Creating more apprenticeships could ease waitlists and give more students a path to a lucrative career. But establishing new apprenticeship programs with industry-recognized credentials
requires registering the program with state or federal governments, a complex process that means adopting government-approved industry standards for curriculum, classwork, pay, work scheduling, and more. So much bureaucratic red tape can discourage companies from trying to start a new program.
"While there are multiple paths into the industry," wrote Stephen E. Sandherr, chief executive officer of the Associated General Contractors of America,
"the fact is that it remains too difficult for many firms and their partners to establish apprenticeship programs for construction workers. Barriers for apprenticeship programs often include the excessive costs incurred during the rigid and inflexible registration process."
The DOL should tear down barriers to creating more apprenticeships, not add more review and oversight requirements.
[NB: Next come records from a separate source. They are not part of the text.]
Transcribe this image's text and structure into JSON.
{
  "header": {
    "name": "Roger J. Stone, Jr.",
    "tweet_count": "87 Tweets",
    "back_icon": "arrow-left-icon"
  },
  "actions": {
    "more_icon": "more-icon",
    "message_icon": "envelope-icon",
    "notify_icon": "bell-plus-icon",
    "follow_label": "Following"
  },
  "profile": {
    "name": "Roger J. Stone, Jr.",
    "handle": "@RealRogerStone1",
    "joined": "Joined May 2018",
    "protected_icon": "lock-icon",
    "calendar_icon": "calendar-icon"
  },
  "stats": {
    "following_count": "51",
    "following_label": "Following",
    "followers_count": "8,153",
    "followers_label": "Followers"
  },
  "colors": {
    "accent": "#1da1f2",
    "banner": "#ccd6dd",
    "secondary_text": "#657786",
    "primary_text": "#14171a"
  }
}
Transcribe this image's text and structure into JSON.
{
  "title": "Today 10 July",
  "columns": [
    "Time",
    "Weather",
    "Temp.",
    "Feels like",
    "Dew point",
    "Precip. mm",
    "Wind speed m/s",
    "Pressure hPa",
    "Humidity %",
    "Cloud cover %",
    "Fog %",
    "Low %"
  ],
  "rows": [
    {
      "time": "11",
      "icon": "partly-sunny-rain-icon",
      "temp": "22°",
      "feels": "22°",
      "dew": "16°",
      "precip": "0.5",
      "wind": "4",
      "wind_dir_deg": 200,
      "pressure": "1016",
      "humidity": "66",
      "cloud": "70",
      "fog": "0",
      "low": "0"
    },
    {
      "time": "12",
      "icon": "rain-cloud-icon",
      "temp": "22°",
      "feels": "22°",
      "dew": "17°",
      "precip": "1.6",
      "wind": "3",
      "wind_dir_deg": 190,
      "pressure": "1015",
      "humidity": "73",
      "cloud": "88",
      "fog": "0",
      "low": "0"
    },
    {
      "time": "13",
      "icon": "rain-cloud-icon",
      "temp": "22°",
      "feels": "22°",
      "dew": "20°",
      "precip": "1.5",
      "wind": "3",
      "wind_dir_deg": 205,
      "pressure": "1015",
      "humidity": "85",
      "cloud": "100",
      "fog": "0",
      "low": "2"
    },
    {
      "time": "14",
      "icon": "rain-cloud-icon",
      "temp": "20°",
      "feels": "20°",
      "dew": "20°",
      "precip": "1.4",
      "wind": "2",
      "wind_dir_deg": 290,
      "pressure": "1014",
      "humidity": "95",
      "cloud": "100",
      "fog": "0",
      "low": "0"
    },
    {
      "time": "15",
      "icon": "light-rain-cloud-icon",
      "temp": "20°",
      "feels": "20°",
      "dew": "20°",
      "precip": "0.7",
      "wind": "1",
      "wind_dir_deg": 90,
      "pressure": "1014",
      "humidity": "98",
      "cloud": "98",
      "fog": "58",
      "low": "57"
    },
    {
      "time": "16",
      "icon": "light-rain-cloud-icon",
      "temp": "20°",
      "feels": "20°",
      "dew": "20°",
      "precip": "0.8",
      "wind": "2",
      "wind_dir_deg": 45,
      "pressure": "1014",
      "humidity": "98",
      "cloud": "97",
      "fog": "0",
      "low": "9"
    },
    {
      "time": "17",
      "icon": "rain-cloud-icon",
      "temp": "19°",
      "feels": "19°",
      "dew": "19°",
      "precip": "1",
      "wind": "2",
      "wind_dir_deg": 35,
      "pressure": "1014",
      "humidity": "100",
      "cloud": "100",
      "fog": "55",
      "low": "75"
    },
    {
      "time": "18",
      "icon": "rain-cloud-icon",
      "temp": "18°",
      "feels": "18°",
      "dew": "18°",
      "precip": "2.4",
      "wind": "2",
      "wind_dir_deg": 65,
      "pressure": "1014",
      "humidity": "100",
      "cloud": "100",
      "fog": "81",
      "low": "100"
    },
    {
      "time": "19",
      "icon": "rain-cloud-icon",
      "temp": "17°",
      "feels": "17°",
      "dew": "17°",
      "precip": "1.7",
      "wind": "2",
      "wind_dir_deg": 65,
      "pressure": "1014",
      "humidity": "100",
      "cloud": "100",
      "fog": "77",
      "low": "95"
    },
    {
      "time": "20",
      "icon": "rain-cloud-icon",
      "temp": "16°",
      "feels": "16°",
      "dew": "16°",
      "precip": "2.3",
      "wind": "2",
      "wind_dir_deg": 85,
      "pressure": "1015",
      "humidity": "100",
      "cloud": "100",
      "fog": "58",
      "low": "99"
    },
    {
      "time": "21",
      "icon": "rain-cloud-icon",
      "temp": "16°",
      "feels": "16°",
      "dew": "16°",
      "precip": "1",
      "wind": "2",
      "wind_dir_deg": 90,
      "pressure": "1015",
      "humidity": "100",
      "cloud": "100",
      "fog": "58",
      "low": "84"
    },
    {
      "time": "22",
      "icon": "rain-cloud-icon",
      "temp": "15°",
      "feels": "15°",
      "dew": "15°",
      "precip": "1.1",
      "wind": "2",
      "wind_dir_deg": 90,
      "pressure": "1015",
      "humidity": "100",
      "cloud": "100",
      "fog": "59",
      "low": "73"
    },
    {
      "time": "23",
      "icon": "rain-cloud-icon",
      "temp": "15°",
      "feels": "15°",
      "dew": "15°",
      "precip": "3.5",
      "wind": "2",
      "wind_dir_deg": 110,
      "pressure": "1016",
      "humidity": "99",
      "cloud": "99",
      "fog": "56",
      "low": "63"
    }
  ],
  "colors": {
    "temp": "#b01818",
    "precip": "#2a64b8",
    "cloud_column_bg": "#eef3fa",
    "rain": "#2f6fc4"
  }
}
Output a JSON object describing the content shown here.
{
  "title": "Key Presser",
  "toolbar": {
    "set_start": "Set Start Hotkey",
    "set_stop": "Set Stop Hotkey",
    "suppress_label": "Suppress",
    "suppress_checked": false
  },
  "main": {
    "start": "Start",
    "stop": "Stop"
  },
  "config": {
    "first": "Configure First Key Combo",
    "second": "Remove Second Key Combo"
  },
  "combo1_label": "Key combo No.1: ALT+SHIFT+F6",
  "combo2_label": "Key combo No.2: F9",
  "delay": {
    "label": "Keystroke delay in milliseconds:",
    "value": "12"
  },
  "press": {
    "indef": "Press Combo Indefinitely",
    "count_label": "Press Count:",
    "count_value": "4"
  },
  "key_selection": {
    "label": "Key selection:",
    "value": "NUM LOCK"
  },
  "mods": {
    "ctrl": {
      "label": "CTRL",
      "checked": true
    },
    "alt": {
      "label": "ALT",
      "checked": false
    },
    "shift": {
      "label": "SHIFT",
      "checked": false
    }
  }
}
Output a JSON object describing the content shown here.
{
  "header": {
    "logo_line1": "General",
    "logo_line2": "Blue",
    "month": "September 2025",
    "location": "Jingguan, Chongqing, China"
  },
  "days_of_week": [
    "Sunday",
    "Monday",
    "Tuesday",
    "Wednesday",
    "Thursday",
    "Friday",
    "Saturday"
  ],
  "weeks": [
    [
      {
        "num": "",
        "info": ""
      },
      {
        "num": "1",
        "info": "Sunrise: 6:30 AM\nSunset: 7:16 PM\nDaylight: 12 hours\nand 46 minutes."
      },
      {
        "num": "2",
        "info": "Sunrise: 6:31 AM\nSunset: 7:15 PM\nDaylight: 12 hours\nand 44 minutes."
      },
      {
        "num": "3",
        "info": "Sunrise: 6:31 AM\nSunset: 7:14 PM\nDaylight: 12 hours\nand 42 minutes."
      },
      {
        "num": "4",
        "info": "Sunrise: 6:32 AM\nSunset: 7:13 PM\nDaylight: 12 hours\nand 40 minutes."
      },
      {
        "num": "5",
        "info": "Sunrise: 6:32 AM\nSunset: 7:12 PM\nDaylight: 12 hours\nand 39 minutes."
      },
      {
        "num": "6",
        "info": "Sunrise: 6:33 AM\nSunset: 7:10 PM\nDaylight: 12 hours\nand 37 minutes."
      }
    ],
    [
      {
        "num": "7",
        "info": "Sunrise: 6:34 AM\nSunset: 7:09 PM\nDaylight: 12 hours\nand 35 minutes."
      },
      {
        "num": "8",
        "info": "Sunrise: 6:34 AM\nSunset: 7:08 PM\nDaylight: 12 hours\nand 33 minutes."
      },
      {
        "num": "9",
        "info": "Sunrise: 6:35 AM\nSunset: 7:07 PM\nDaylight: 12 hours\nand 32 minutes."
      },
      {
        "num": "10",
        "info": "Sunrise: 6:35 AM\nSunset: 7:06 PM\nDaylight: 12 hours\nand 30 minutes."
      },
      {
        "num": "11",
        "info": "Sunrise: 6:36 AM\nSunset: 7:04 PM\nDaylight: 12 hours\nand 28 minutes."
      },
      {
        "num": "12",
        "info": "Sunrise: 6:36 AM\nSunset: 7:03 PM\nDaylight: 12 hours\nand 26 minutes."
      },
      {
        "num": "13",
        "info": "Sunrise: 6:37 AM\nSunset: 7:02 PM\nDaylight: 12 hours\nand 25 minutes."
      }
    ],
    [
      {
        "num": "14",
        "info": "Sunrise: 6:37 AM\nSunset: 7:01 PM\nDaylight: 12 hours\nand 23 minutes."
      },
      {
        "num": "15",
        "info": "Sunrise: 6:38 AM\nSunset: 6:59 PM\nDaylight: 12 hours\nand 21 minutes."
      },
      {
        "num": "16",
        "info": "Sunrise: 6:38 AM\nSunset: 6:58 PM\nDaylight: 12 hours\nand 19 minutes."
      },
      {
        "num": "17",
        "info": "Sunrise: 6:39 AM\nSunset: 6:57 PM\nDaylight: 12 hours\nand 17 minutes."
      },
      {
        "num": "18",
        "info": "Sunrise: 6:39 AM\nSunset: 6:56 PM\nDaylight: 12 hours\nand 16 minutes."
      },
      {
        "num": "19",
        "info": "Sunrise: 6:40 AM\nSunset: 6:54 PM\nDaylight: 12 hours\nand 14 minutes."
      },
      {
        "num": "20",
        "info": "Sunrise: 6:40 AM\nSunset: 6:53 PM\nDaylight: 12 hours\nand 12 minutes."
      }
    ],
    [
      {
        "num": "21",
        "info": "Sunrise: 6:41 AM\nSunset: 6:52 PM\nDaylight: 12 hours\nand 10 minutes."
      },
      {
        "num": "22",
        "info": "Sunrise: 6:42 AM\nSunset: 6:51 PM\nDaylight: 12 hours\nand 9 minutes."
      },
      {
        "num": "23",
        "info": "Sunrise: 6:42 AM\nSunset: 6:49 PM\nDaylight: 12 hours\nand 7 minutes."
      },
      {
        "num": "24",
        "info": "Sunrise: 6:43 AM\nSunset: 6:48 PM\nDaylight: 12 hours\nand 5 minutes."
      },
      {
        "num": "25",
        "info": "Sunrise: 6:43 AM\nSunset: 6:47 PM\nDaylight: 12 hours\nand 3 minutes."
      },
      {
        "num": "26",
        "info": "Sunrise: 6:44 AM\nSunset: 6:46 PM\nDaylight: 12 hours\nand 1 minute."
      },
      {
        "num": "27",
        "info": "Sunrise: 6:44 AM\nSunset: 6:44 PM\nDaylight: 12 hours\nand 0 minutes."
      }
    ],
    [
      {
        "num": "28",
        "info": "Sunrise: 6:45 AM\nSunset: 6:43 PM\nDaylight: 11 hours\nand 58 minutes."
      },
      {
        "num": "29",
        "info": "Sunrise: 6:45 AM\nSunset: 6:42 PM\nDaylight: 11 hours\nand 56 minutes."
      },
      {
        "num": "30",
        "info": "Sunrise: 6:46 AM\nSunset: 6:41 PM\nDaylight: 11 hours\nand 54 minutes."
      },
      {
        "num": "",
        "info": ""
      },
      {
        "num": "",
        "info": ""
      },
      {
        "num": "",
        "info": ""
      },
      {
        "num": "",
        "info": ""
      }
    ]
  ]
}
Its proposal also fails to address other key factors that limit the growth of apprenticeships and push students toward college. Some factors are social: The Aspen Institute and Skills for America's Future
found that most Americans believe students should pursue a degree over an apprenticeship if they can. Others are economic: Researchers at Harvard Business School found that employers
demand degrees even for positions that don't need them.
While those trends are changing-more young people
view an apprenticeship as a path to a good job and employers are
dropping degree requirements-for now, they will likely continue to discourage students from pursuing apprenticeships and employers from launching them.
Nonetheless, the DOL proposal is still a step forward. Even if it fails to foster new apprenticeship programs, at the very least it suggests that the administration sees the value apprenticeship programs offer. As the Trump administration puts more effort into apprenticeship programs, it should think big and empower industry leaders to make these opportunities a reality for more Americans.
Kristiana Bolzman is a Catalyst Policy Fellow at the Independent Institute. Born and raised in Michigan, she received her B.A. from Hillsdale College where she studied politics and journalism.